Vor ungefähr einem Jahr ist Shay diesem jungen Mädchen im Wald begegnet. Bei ihrem Lieblingsplatz auf einem Berg, mitten in der Einöde. Das Mädchen wirkte gehetzt, wollte aber auf ihre Nachfrage nicht zugeben, dass sie sich verlaufen hatte. Kurz darauf stieg sie zu einem wütend wirkenden Mann in einen Wagen. Shay kam die Sache damals schon etwas komisch vor, sie hatte auch überlegt die Polizei zu rufen, es dann aber doch nicht getan. Jetzt wird ihr klar, dass das, was sie damals mit angesehen hatte, wahrscheinlich eine Entführung war und dass es Menschen gibt, die das junge Mädchen noch immer suchen. Und so tritt sie in Kontakt mit Kai, dem Bruder von Callie, der sofort mit seinem Motorrad angefahren kommt, um mehr von ihr zu erfahren. Gemeinsam begeben sie sich auf die Suche nach Spuren der Vergangenheit. Bis ein großes Unglück auf einer Insel, mehrere Explosionen, Brände und der Ausbruch eines seltsamen Virus ihnen klar macht — all das hat mit Callies Entführung irgendwie zu tun…

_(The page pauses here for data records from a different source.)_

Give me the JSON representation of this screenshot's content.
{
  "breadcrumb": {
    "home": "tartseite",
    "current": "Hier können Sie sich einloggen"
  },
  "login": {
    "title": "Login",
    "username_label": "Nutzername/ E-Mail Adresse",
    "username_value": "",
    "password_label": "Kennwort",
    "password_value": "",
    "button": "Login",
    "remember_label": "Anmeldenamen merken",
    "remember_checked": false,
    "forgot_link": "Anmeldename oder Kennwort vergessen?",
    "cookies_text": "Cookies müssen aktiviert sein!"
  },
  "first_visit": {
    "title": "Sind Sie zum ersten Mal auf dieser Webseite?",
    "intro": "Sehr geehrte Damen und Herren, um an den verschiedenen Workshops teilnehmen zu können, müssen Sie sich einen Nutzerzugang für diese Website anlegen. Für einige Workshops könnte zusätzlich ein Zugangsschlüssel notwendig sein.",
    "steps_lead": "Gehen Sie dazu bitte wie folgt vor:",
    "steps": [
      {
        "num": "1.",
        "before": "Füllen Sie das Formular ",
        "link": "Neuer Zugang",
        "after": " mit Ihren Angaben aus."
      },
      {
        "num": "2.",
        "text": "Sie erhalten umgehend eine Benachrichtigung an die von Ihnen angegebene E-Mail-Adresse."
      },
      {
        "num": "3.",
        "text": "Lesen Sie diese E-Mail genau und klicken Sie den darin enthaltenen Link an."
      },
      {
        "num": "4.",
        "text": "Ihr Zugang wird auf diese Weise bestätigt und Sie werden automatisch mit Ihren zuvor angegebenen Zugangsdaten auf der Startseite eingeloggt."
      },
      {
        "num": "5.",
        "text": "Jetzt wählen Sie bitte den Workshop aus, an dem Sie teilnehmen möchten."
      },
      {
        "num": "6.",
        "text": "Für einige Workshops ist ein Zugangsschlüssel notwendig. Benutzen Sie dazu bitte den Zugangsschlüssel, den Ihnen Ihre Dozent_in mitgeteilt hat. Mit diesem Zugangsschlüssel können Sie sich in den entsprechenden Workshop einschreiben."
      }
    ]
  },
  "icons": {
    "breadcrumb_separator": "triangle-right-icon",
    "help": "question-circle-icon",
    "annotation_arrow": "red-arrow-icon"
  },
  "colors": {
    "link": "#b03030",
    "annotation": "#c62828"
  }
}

“Infiziert” wird in mehreren Teilen erzählt, die mit voran geschobenen Zitaten beginnen, die aus einem sogenannten “Manifest des Multiversums” von einem gewissen Xander stammen. Jene Person berichtet auch in dem furiosen Prolog von einem wissenschaftlichen Unfall, der sich im Jahr 1993 in Texas ereignete. Von etwas, das außer Kontrolle geraten ist: “Schallwellen reißen uns zu Boden. Heftige Kälte. Metallsplitter hageln auf uns nieder und Schlimmeres. Viel, viel Schlimmeres. Es entweicht. Trifft uns. Schmerz kommt. SCHMERZ. QUAL.” (Zitat S.5) Und Jahre später scheint es ein neues Forschungszentrum zu geben, einen neuen Ort, an dem Furchtbares geschieht. Hiervon berichtet — neben Shay — die zweite Erzählperspektive des Buches: Callie, das mittlerweile 12-jährige Mädchen, das dort als Forschungsobjekt gefangen gehalten wird. In sich abwechselnden Blickwinkeln berichten die beiden Mädchen von den Ereignissen. Und zu Beginn kann man gar nicht sagen, welcher Erzählstrang fesselnder ist. Unheimlich schnelle Wechsel, teils sehr kurze Kapitel (mit einem Countdown “Time Zero: 27 Stunden”) und eine flotte, angenehme Sprache — Teri Terrys Erfolgsrezept geht auf: atemlose Spannung! Was “Infiziert” den Touch Mystery verleiht, ist die Tatsache, dass gleich zu Anfang relativ schnell klar wird, dass Callie nach ihrer “Heilung”nur noch als Geist existiert: “Und dann hört der Schmerz plötzlich auf. Die Flammen brennen weiter und ich schwebe über mir. Das Feuer muss richtig heiß sein, sogar die Knochen verkohlen. Bald ist auch von ihnen nur noch Asche übrig. Bin ich tot? Muss ich ja wohl. Oder?” (Zitat S.21) Das wirkt zunächst etwas befremdlich, aber ermöglicht auch ungeahnte Perspektiven und eine Beobachtungsperson, die interessante Dinge zu berichten weiß. Und auch wenn es zwischendurch mal kurz etwas ruhiger wird (und eine Sache mir etwas zu sehr dem Zufall geschuldet war), muss ich sagen, dass das Buch wirklich Potential hat und man einfach von der Geschichte gefangen genommen wird: Es ist dramatisch, mitreißend und aufgrund der fast 500 Seiten hat man zum Glück auch jede Menge Stoff zum Lesen. Das Ende ist offen und macht neugierig auf Teil zwei, der 2018 erscheinen wird.